Friday, February 01, 2013

  • Friday, February 01, 2013
  • Elder of Ziyon
This Ma'an report leaves some information out:
Palestinian experts are putting the final touches on Palestine's 2013 submission to the UNESCO World Heritage Committee, which will propose the ancient Bethlehem village of Battir as a heritage site.

The proposal, which outlines historical, natural, and cultural features of the hillside village, will be submitted by mid-February, the PA Ministry of Foreign Affairs official working on UNESCO, Omar Awadallah, told Ma'an.

The committee will vote on whether Battir takes World Heritage status at the June general conference, he said. A Palestinian official delegation will attend the conference.

Battir village, with a population of about 4,500, uses an ancient system of irrigation that has provided fresh water to the community for centuries.
Battir, Battir, sounds so familiar. Oh yes - because its real name is Betar, the last Jewish stronghold in the Bar Kochba revolt.

Archaeologist David Ussishkin points out:
Iron I-II pottery was found in previous surveys. Some Iron IIB-C pottery was found in the fills supporting the wall, including a storage jar handle bearing a two-winged lmlk seal impression. Pottery from the Persian, Hellenistic and Early Roman periods was found in previous surveys, and several Hellenistic coins were recovered in the excavations. It thus appears that Betar was continuously settled since Iron I till the Roman period and that a settlement of some importance existed here during the later part of the Judean Monarchy.

Significantly, wall segments built of ashlars, one of them with ashlars dressed in characteristic Roman-Herodian style, were incorporated in the later fortifications. These remains and the pottery indicate that a settlement of some significance existed here prior to the Second Revolt.

As Diane Muir Appelbaum noted in a post I linked to last year, "the Jewish liberation fighters hastily threw up crude stone fortification walls, incorporating parts of the walls and buildings of the Jewish village."

Elli Fischer in TOI adds:
Jewish memory – as preserved in the Talmudim and Midrashim – recalls Betar as a catastrophe of massive proportion whose implications for the future of Judaism exceeded even that of the destruction of the Temples.

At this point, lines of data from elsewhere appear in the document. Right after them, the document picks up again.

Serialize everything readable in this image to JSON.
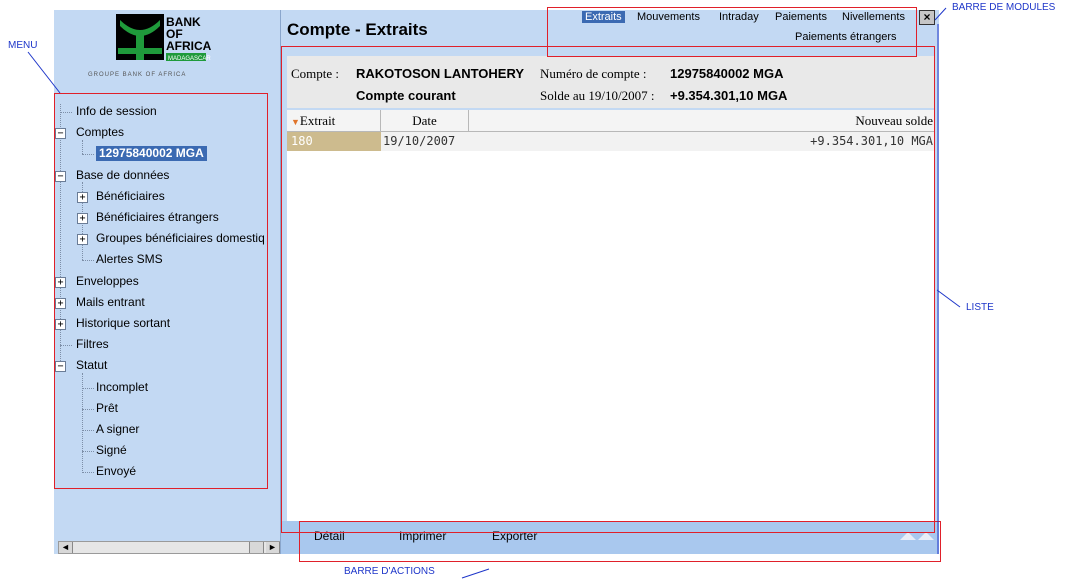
{
  "logo": {
    "line1": "BANK",
    "line2": "OF",
    "line3": "AFRICA",
    "country": "MADAGASCAR",
    "group": "GROUPE BANK OF AFRICA"
  },
  "menu": {
    "items": [
      {
        "label": "Info de session",
        "level": 0,
        "toggle": ""
      },
      {
        "label": "Comptes",
        "level": 0,
        "toggle": "−"
      },
      {
        "label": "12975840002 MGA",
        "level": 1,
        "toggle": "",
        "selected": true
      },
      {
        "label": "Base de données",
        "level": 0,
        "toggle": "−"
      },
      {
        "label": "Bénéficiaires",
        "level": 1,
        "toggle": "+"
      },
      {
        "label": "Bénéficiaires étrangers",
        "level": 1,
        "toggle": "+"
      },
      {
        "label": "Groupes bénéficiaires domestiq",
        "level": 1,
        "toggle": "+"
      },
      {
        "label": "Alertes SMS",
        "level": 1,
        "toggle": ""
      },
      {
        "label": "Enveloppes",
        "level": 0,
        "toggle": "+"
      },
      {
        "label": "Mails entrant",
        "level": 0,
        "toggle": "+"
      },
      {
        "label": "Historique sortant",
        "level": 0,
        "toggle": "+"
      },
      {
        "label": "Filtres",
        "level": 0,
        "toggle": ""
      },
      {
        "label": "Statut",
        "level": 0,
        "toggle": "−"
      },
      {
        "label": "Incomplet",
        "level": 1,
        "toggle": ""
      },
      {
        "label": "Prêt",
        "level": 1,
        "toggle": ""
      },
      {
        "label": "A signer",
        "level": 1,
        "toggle": ""
      },
      {
        "label": "Signé",
        "level": 1,
        "toggle": ""
      },
      {
        "label": "Envoyé",
        "level": 1,
        "toggle": ""
      }
    ]
  },
  "header": {
    "title": "Compte - Extraits"
  },
  "modules": {
    "row1": [
      "Extraits",
      "Mouvements",
      "Intraday",
      "Paiements",
      "Nivellements"
    ],
    "row2": [
      "Paiements étrangers"
    ],
    "active": "Extraits",
    "close": "×"
  },
  "account": {
    "compte_label": "Compte :",
    "holder": "RAKOTOSON LANTOHERY",
    "type": "Compte courant",
    "number_label": "Numéro de compte :",
    "number": "12975840002 MGA",
    "balance_label": "Solde au 19/10/2007 :",
    "balance": "+9.354.301,10 MGA"
  },
  "table": {
    "columns": [
      "Extrait",
      "Date",
      "Nouveau solde"
    ],
    "sort_indicator": "▼",
    "rows": [
      [
        "180",
        "19/10/2007",
        "+9.354.301,10 MGA"
      ]
    ]
  },
  "actions": {
    "detail": "Détail",
    "print": "Imprimer",
    "export": "Exporter"
  },
  "annotations": {
    "menu": "MENU",
    "modules": "BARRE DE MODULES",
    "list": "LISTE",
    "actions": "BARRE D'ACTIONS"
  },
  "colors": {
    "pane": "#c3d9f3",
    "selected": "#3b6ab2",
    "annotation_box": "#e0202a",
    "annotation_text": "#1d35c9",
    "extract_cell": "#cdbb8e"
  }
}
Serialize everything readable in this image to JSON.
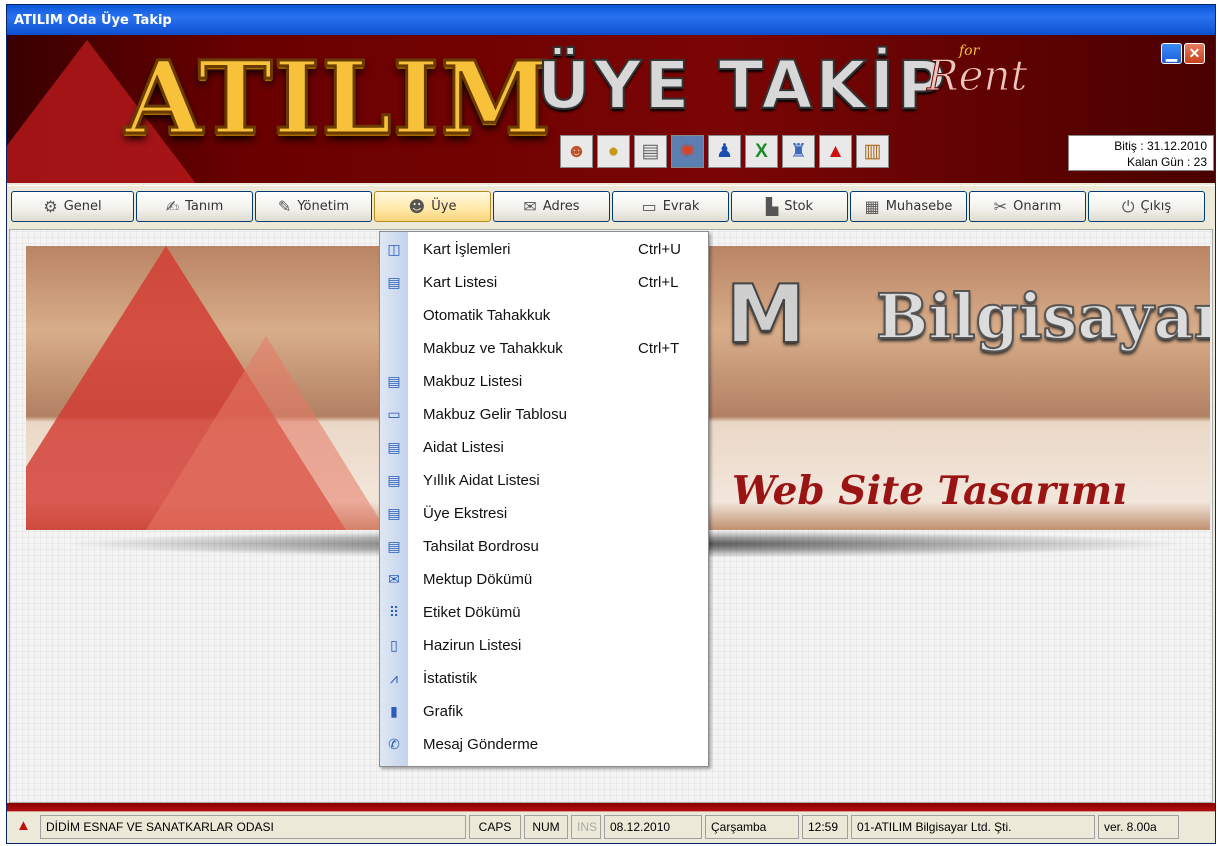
{
  "window": {
    "title": "ATILIM Oda Üye Takip"
  },
  "banner": {
    "logo_text": "ATILIM",
    "app_title": "ÜYE TAKİP",
    "for_tag": "for",
    "rent_tag": "Rent",
    "minimize": "▁",
    "close": "✕",
    "info": {
      "bitis": "Bitiş : 31.12.2010",
      "kalan": "Kalan Gün : 23"
    },
    "toolbar_icons": [
      "users-icon",
      "coins-icon",
      "printer-icon",
      "settings-icon",
      "user-icon",
      "excel-icon",
      "workers-icon",
      "atilim-logo-icon",
      "book-icon"
    ]
  },
  "menu": [
    {
      "label": "Genel",
      "icon": "gear-icon",
      "glyph": "⚙"
    },
    {
      "label": "Tanım",
      "icon": "handshake-icon",
      "glyph": "✍"
    },
    {
      "label": "Yönetim",
      "icon": "drafting-icon",
      "glyph": "✎"
    },
    {
      "label": "Üye",
      "icon": "members-icon",
      "glyph": "☻"
    },
    {
      "label": "Adres",
      "icon": "envelope-icon",
      "glyph": "✉"
    },
    {
      "label": "Evrak",
      "icon": "document-icon",
      "glyph": "▭"
    },
    {
      "label": "Stok",
      "icon": "factory-icon",
      "glyph": "▙"
    },
    {
      "label": "Muhasebe",
      "icon": "calculator-icon",
      "glyph": "▦"
    },
    {
      "label": "Onarım",
      "icon": "tools-icon",
      "glyph": "✂"
    },
    {
      "label": "Çıkış",
      "icon": "power-icon",
      "glyph": "⏻"
    }
  ],
  "dropdown": [
    {
      "label": "Kart İşlemleri",
      "shortcut": "Ctrl+U",
      "icon": "card-icon",
      "glyph": "◫"
    },
    {
      "label": "Kart Listesi",
      "shortcut": "Ctrl+L",
      "icon": "list-report-icon",
      "glyph": "▤"
    },
    {
      "label": "Otomatik Tahakkuk",
      "shortcut": "",
      "icon": "",
      "glyph": ""
    },
    {
      "label": "Makbuz ve Tahakkuk",
      "shortcut": "Ctrl+T",
      "icon": "",
      "glyph": ""
    },
    {
      "label": "Makbuz Listesi",
      "shortcut": "",
      "icon": "list-report-icon",
      "glyph": "▤"
    },
    {
      "label": "Makbuz Gelir Tablosu",
      "shortcut": "",
      "icon": "table-icon",
      "glyph": "▭"
    },
    {
      "label": "Aidat Listesi",
      "shortcut": "",
      "icon": "list-report-icon",
      "glyph": "▤"
    },
    {
      "label": "Yıllık Aidat Listesi",
      "shortcut": "",
      "icon": "list-report-icon",
      "glyph": "▤"
    },
    {
      "label": "Üye Ekstresi",
      "shortcut": "",
      "icon": "list-report-icon",
      "glyph": "▤"
    },
    {
      "label": "Tahsilat Bordrosu",
      "shortcut": "",
      "icon": "list-report-icon",
      "glyph": "▤"
    },
    {
      "label": "Mektup Dökümü",
      "shortcut": "",
      "icon": "envelope-icon",
      "glyph": "✉"
    },
    {
      "label": "Etiket Dökümü",
      "shortcut": "",
      "icon": "label-grid-icon",
      "glyph": "⠿"
    },
    {
      "label": "Hazirun Listesi",
      "shortcut": "",
      "icon": "clipboard-icon",
      "glyph": "▯"
    },
    {
      "label": "İstatistik",
      "shortcut": "",
      "icon": "chart-line-icon",
      "glyph": "⩘"
    },
    {
      "label": "Grafik",
      "shortcut": "",
      "icon": "bar-chart-icon",
      "glyph": "▮"
    },
    {
      "label": "Mesaj Gönderme",
      "shortcut": "",
      "icon": "satellite-icon",
      "glyph": "✆"
    }
  ],
  "wallpaper": {
    "brand": "Bilgisayar",
    "brand_prefix": "M",
    "tagline": "Web Site Tasarımı"
  },
  "status": {
    "org": "DİDİM ESNAF VE SANATKARLAR ODASI",
    "caps": "CAPS",
    "num": "NUM",
    "ins": "INS",
    "date": "08.12.2010",
    "day": "Çarşamba",
    "time": "12:59",
    "company": "01-ATILIM Bilgisayar Ltd. Şti.",
    "version": "ver. 8.00a"
  }
}
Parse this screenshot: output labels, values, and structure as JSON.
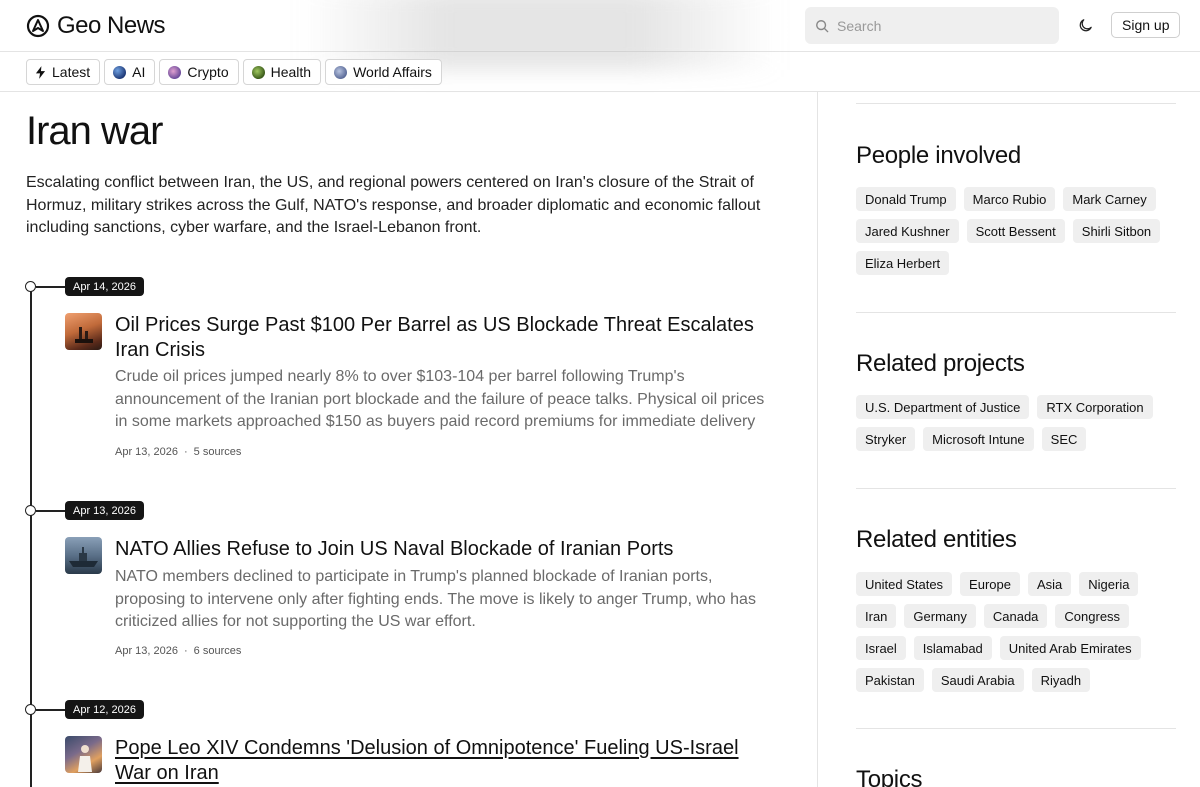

The rabbis viewed the fall of Betar, not the Temple, as worthy of adding a blessing to the Grace after Meals – a blessing that sought God in the minor miracles of an exilic existence and not in the divine flourishes of an integral Jewish civilization.

In fact, the Talmud offers an alternative explanation for the fertility of Battir: “For seven years [after the fall of Betar] the gentiles fertilized their vineyards with the blood of Israel without using manure.”

So Battir and its environs are certainly worthy of being marked as a significant site with Jewish as well as world culture. No doubt the ancient terraces are worth preserving. Yet if these hills are to be recognized as a World Heritage Site, they must be acknowledged, first and foremost, for its significance to Jewish history.
Maybe there really are some ancient Arab villages or sites in the boundaries of British Mandate Palestine that deserve UNESCO recognition, but for some reason the ones being nominated by the PLO are always ancient Jewish sites of significance - and they ignore the Jewish component.

As we have seen before, the PLO's strategy of joining UNESCO has nothing to do with culture or education. It is meant to do no less than to co-opt, and delegitimize, the history of Jewish people.